Teror

14 2 0
                                    

Meskipun Januar sama sekali tidak mau melepas dirinya, Tiara tetap melepaskan statusnya sebagai pacar pria itu. Menjadi kekasih seorang yang memiliki istri adalah satu hal yang tidak pernah diharapkan dalam hidupnya.

Masih bekerja satu kantor dengan Januar membuatnya tidak nyaman saat bekerja. Beruntung Januar sedang fokus dengan proyeknya yang terhimpit deadline. Sementara itu, Tiara pun cukup sibuk dengan pekerjaannya sendiri.

Resign sama sekali belum terlintas di dalam pikirannya. Banyak hal yang harus dipertimbangkan olehnya. Pertama, dia membutuhkan uang untuk melunasi biaya wisuda beserta tetek-bengek-nya. Kedua, tidak banyak perusahaan yang bersedia menerima karyawan dengan latar pendidikan sarjana tetapi ijazahnya keluar. Ketiga, Tiara masih membutuhkan uang untuk biaya hidup sehari-hari.
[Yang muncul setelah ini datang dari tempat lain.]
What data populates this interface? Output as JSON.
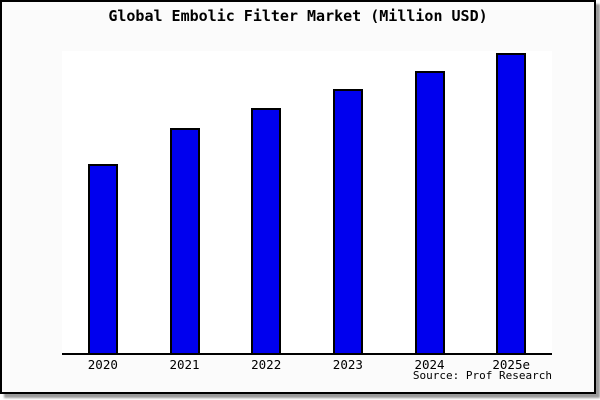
{
  "frame": {
    "background": "#fbfbfb",
    "border_color": "#000000",
    "shadow_color": "#9a9a9a"
  },
  "title": "Global Embolic Filter Market (Million USD)",
  "source_credit": "Source: Prof Research",
  "chart_data": {
    "type": "bar",
    "title": "Global Embolic Filter Market (Million USD)",
    "categories": [
      "2020",
      "2021",
      "2022",
      "2023",
      "2024",
      "2025e"
    ],
    "values": [
      63,
      75,
      81.5,
      88,
      94,
      100
    ],
    "value_note": "No y-axis or data labels shown in image; values are a relative index estimated from bar pixel heights with 2025e = 100",
    "xlabel": "",
    "ylabel": "",
    "ylim": [
      0,
      100.5
    ],
    "grid": false,
    "legend": false,
    "bar_fill": "#0000ee",
    "bar_border": "#000000",
    "plot_background": "#ffffff",
    "axis_color": "#000000",
    "source": "Source: Prof Research"
  }
}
Dan yang terakhir dan paling penting adalah sistem denda penalti. Tiara masih memiliki masa kontrak selama dua tahun, lebih tepatnya dua puluh bulan. Apabila dia mengajukan pengunduran diri sekarang, itu artinya dia harus membayar denda sebesar dua puluh kali gajinya saat ini.
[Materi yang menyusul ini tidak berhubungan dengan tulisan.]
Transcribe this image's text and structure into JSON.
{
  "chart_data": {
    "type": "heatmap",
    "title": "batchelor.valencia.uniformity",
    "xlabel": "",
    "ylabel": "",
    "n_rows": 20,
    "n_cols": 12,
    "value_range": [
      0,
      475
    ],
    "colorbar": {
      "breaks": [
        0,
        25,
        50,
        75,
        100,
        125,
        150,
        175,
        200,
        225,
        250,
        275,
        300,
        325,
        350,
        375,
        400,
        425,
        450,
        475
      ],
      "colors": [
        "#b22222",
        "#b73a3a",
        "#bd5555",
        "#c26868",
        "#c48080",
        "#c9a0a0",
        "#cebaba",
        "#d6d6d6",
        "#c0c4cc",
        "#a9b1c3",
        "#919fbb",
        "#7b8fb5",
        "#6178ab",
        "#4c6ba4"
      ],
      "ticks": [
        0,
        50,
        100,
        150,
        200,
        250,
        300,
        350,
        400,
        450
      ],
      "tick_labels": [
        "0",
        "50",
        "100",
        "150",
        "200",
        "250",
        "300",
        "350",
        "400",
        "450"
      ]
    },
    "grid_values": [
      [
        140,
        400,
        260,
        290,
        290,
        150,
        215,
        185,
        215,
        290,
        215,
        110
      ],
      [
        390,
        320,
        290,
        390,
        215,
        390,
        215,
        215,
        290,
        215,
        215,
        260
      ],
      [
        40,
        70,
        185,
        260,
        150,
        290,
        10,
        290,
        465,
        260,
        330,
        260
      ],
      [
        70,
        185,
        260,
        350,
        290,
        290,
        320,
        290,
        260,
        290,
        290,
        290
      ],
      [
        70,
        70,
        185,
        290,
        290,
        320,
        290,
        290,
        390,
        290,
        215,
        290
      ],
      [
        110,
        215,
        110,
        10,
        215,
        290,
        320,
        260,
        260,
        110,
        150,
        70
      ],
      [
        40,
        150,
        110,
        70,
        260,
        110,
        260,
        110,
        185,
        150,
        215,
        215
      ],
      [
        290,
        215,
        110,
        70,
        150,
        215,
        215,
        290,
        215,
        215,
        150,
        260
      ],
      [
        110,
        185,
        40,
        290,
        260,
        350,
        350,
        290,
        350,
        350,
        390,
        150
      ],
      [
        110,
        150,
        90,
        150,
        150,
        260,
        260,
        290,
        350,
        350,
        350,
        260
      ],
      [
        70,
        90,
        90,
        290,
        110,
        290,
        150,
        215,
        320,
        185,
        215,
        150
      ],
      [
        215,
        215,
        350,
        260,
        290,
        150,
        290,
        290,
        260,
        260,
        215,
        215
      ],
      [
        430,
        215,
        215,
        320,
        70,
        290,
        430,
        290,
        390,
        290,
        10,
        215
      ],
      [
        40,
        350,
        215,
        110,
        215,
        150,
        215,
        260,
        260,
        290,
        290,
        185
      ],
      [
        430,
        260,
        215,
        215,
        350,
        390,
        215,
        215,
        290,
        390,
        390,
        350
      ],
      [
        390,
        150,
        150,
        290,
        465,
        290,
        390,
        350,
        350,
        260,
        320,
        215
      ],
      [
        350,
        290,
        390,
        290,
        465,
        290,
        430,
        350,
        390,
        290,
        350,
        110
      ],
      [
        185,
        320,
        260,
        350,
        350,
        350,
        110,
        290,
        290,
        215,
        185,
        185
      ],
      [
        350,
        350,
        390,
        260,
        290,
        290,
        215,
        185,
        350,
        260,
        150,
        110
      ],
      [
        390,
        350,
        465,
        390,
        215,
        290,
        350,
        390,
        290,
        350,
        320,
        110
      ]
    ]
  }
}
Alasan terakhir adalah konsekuensi yang paling berat baginya. Oleh sebab itu, Tiara lebih memilih bersabar dengan kehadiran Januar di sekelilingnya. Tiara dituntut untuk bekerja secara profesional.
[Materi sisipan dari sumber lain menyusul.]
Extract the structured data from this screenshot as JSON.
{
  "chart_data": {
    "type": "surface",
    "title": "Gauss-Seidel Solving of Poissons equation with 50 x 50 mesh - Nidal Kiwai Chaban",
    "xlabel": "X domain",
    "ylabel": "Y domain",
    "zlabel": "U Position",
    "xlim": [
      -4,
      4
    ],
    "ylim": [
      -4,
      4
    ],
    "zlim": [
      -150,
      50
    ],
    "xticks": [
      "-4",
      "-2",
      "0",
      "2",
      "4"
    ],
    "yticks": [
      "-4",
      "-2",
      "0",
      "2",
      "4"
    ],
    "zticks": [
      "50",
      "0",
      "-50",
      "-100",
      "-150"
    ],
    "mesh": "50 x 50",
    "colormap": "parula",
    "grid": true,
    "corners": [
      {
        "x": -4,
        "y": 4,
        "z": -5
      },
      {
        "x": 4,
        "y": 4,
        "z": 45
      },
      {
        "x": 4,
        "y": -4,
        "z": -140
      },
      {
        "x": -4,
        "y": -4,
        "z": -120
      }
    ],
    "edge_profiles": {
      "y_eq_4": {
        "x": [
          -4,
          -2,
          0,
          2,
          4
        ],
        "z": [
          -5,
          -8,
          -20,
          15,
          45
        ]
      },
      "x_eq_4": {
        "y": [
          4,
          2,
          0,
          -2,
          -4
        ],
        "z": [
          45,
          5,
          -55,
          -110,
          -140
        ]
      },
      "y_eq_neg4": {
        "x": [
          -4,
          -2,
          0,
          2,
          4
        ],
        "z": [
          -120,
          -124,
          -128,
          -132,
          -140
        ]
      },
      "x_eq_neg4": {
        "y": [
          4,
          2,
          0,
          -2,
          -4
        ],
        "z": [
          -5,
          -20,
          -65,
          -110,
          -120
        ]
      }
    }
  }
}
"Ra, ponsel lo dari tadi bunyi terus. Nggak lo angkat aja?" ucap Septi saat dering ponselnya memenuhi ruang dengar untuk kesekian kalinya.

"Daripada lo reject terus. Lebih baik lo angkat aja dan bilang kalau lo lagi sibuk hari ini," imbuh Vivin.

"Nggak apa-apa, kok. Lagi pula telepon nggak penting juga. Dari marketing asuransi. Kalau gue angkat takut bibir gue kelepasan bilang 'iya' bisa berabe, kan!" jawab Tiara dengan pandangan mata yang tidak beralih dari layar komputer.

"Ya, lo kan bisa langsung bilang 'tidak' aja, Ra. Daripada nggak lo jawab kayak gitu, yang ada dia nelepon elo terus. Serasa kayak diteror tahu nggak, sih!" celetuk Septi diiringi dengan derai tawa.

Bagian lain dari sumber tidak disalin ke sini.